The rate at which the transmission fluid pumps into the turbine is reduced while the car is idling, i.e. only a small amount of torque gets to the engine through the transmission. Fluid is propelled faster from the pump to the turbine as the crankshaft rotates faster with more throttles rotating the flywheel, hence forcing the turbine to rotate faster, which in turn allows for more torque to be transmitted through the transmission.

Advantages and Disadvantages

(A) Advantages of a torque convertor

  • It allows a car with automatic transmission to stop without damaging its engine
  • It provides your car with additional torque when you accelerate out of a stop.
  • Modern torque converters have the capacity to multiply the torque of the engine by two to three folds.

(B) Disadvantages of a torque convertor

  • Cars with automatic transmissions get worse gas mileage than cars with manual transmissions.
  • This is because at higher speeds, the transmission speed catches up to that of the engine, hence eventually moving at almost equal speeds.
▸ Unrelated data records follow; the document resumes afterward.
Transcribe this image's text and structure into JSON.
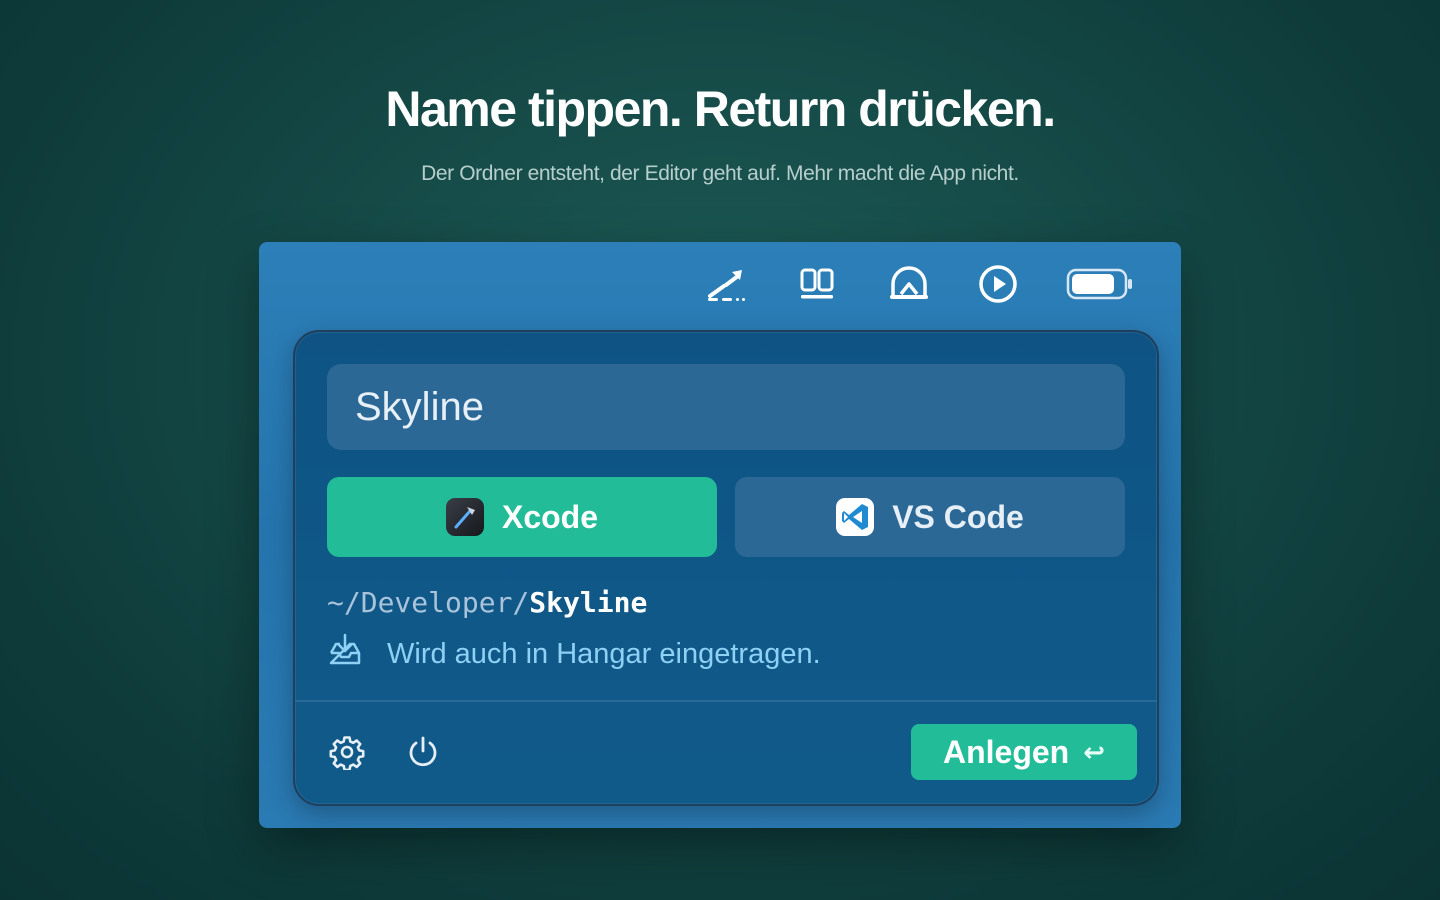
{
  "hero": {
    "title": "Name tippen. Return drücken.",
    "subtitle": "Der Ordner entsteht, der Editor geht auf. Mehr macht die App nicht."
  },
  "menubar": {
    "icons": [
      "launch-ramp-icon",
      "split-view-icon",
      "hangar-icon",
      "play-circle-icon",
      "battery-icon"
    ]
  },
  "popover": {
    "name_field": {
      "value": "Skyline"
    },
    "editors": [
      {
        "label": "Xcode",
        "icon": "xcode-icon",
        "selected": true
      },
      {
        "label": "VS Code",
        "icon": "vscode-icon",
        "selected": false
      }
    ],
    "path": {
      "prefix": "~/Developer/",
      "name": "Skyline"
    },
    "info": {
      "text": "Wird auch in Hangar eingetragen.",
      "icon": "tray-download-icon"
    },
    "footer": {
      "settings_icon": "gear-icon",
      "power_icon": "power-icon",
      "create_label": "Anlegen",
      "create_shortcut": "↩"
    }
  },
  "colors": {
    "accent": "#22bd98",
    "screen_bg": "#2a7ab3",
    "popover_bg": "#0f5888",
    "field_bg": "#2b6896",
    "info_text": "#8fd0f5"
  }
}
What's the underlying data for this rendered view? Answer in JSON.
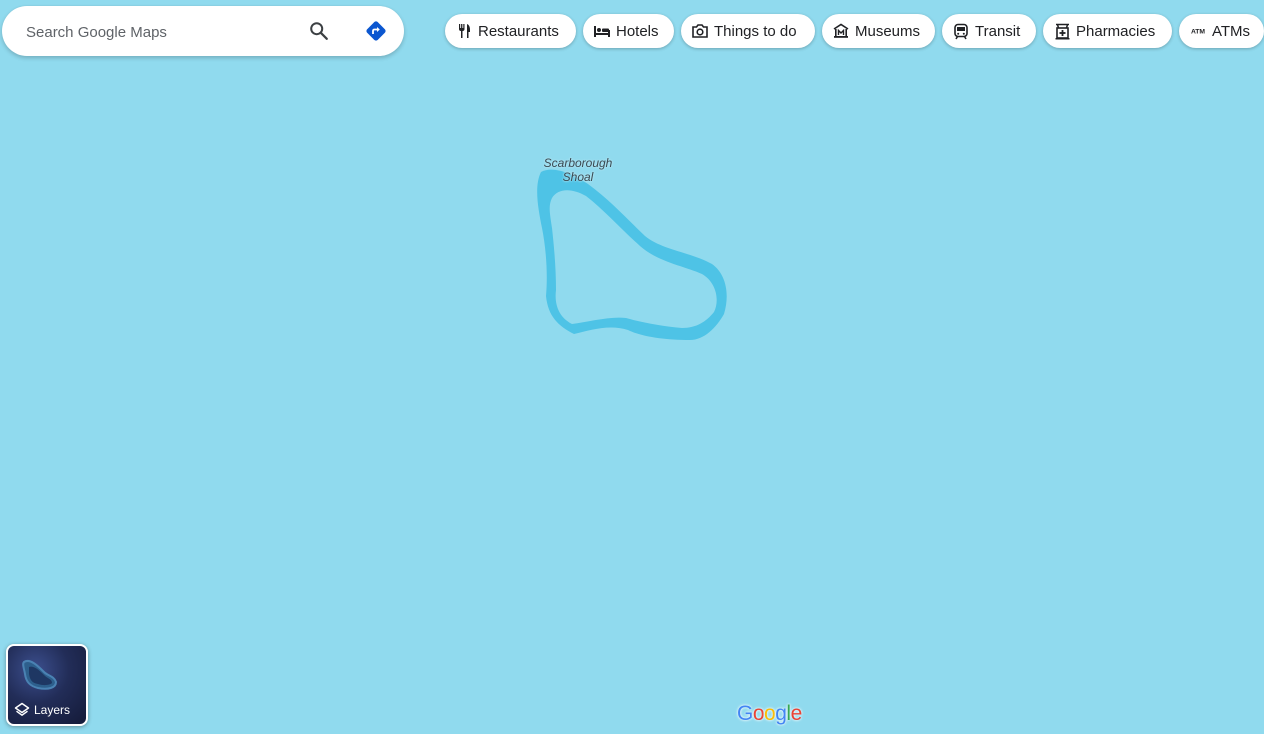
{
  "search": {
    "placeholder": "Search Google Maps",
    "search_icon": "search-icon",
    "directions_icon": "directions-icon"
  },
  "categories": [
    {
      "label": "Restaurants",
      "icon": "restaurant-icon"
    },
    {
      "label": "Hotels",
      "icon": "hotel-icon"
    },
    {
      "label": "Things to do",
      "icon": "camera-icon"
    },
    {
      "label": "Museums",
      "icon": "museum-icon"
    },
    {
      "label": "Transit",
      "icon": "transit-icon"
    },
    {
      "label": "Pharmacies",
      "icon": "pharmacy-icon"
    },
    {
      "label": "ATMs",
      "icon": "atm-icon"
    }
  ],
  "map": {
    "place_label_line1": "Scarborough",
    "place_label_line2": "Shoal",
    "water_color": "#90daee",
    "reef_color": "#4ec3e6"
  },
  "layers": {
    "label": "Layers"
  },
  "logo": {
    "letters": [
      "G",
      "o",
      "o",
      "g",
      "l",
      "e"
    ],
    "colors": [
      "#4285F4",
      "#EA4335",
      "#FBBC05",
      "#4285F4",
      "#34A853",
      "#EA4335"
    ]
  },
  "colors": {
    "directions_blue": "#0b57d0",
    "icon_gray": "#202124"
  }
}
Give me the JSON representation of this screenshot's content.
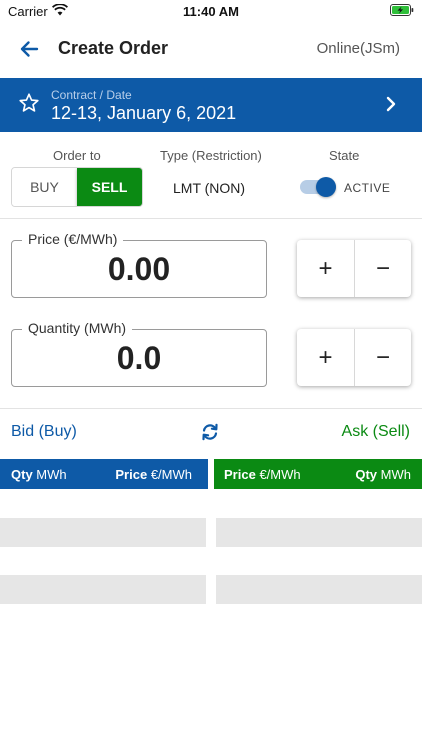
{
  "status_bar": {
    "carrier": "Carrier",
    "time": "11:40 AM"
  },
  "header": {
    "title": "Create Order",
    "status": "Online(JSm)"
  },
  "contract": {
    "label": "Contract / Date",
    "value": "12-13, January 6, 2021"
  },
  "order": {
    "order_to_label": "Order to",
    "buy_label": "BUY",
    "sell_label": "SELL",
    "selected_side": "SELL",
    "type_label": "Type (Restriction)",
    "type_value": "LMT (NON)",
    "state_label": "State",
    "state_value": "ACTIVE",
    "state_on": true
  },
  "price": {
    "label": "Price (€/MWh)",
    "value": "0.00",
    "plus": "+",
    "minus": "−"
  },
  "quantity": {
    "label": "Quantity (MWh)",
    "value": "0.0",
    "plus": "+",
    "minus": "−"
  },
  "orderbook": {
    "bid_label": "Bid (Buy)",
    "ask_label": "Ask (Sell)",
    "bid_columns": {
      "qty_bold": "Qty",
      "qty_unit": "MWh",
      "price_bold": "Price",
      "price_unit": "€/MWh"
    },
    "ask_columns": {
      "price_bold": "Price",
      "price_unit": "€/MWh",
      "qty_bold": "Qty",
      "qty_unit": "MWh"
    }
  },
  "colors": {
    "primary_blue": "#0e5aa7",
    "sell_green": "#0b8a13",
    "row_gray": "#e6e6e6"
  }
}
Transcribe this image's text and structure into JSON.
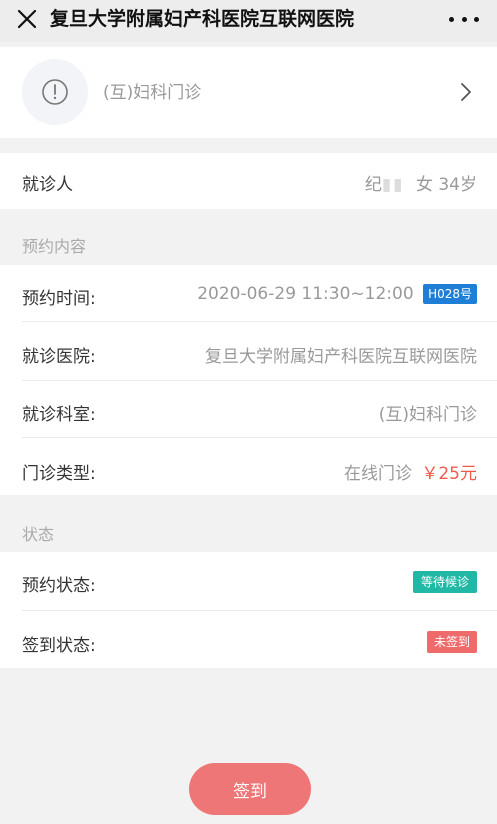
{
  "header": {
    "title": "复旦大学附属妇产科医院互联网医院",
    "close_icon": "close-icon",
    "more_icon": "more-dots-icon"
  },
  "department_card": {
    "icon": "info-circle-icon",
    "name": "(互)妇科门诊",
    "arrow_icon": "chevron-right-icon"
  },
  "patient": {
    "label": "就诊人",
    "name": "纪",
    "name_masked": "▮▮",
    "gender_age": "女 34岁"
  },
  "appointment_section": {
    "title": "预约内容",
    "time_label": "预约时间:",
    "time_value": "2020-06-29 11:30~12:00",
    "number_tag": "H028号",
    "hospital_label": "就诊医院:",
    "hospital_value": "复旦大学附属妇产科医院互联网医院",
    "dept_label": "就诊科室:",
    "dept_value": "(互)妇科门诊",
    "type_label": "门诊类型:",
    "type_value": "在线门诊",
    "price": "￥25元"
  },
  "status_section": {
    "title": "状态",
    "appointment_status_label": "预约状态:",
    "appointment_status_value": "等待候诊",
    "signin_status_label": "签到状态:",
    "signin_status_value": "未签到"
  },
  "signin_button": "签到",
  "colors": {
    "accent_blue": "#1f7fd6",
    "status_teal": "#22b8a6",
    "status_red": "#ef6a6a",
    "price_red": "#f05a4b",
    "button_red": "#ef7676"
  }
}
This difference in speed wastes power.

Applications of Torque convertor

Due to its exceptional performance, the torque convertor is being utilized in many ways. Few of them are below:

  • In marine propulsion systems.
  • An amazing device for the automatic transmission.
  • Utilization in the automotive industry for winches, drilling rigs, and conveyor drives.
  • Used in the construction department for modern day forklifts, and railway locomotives.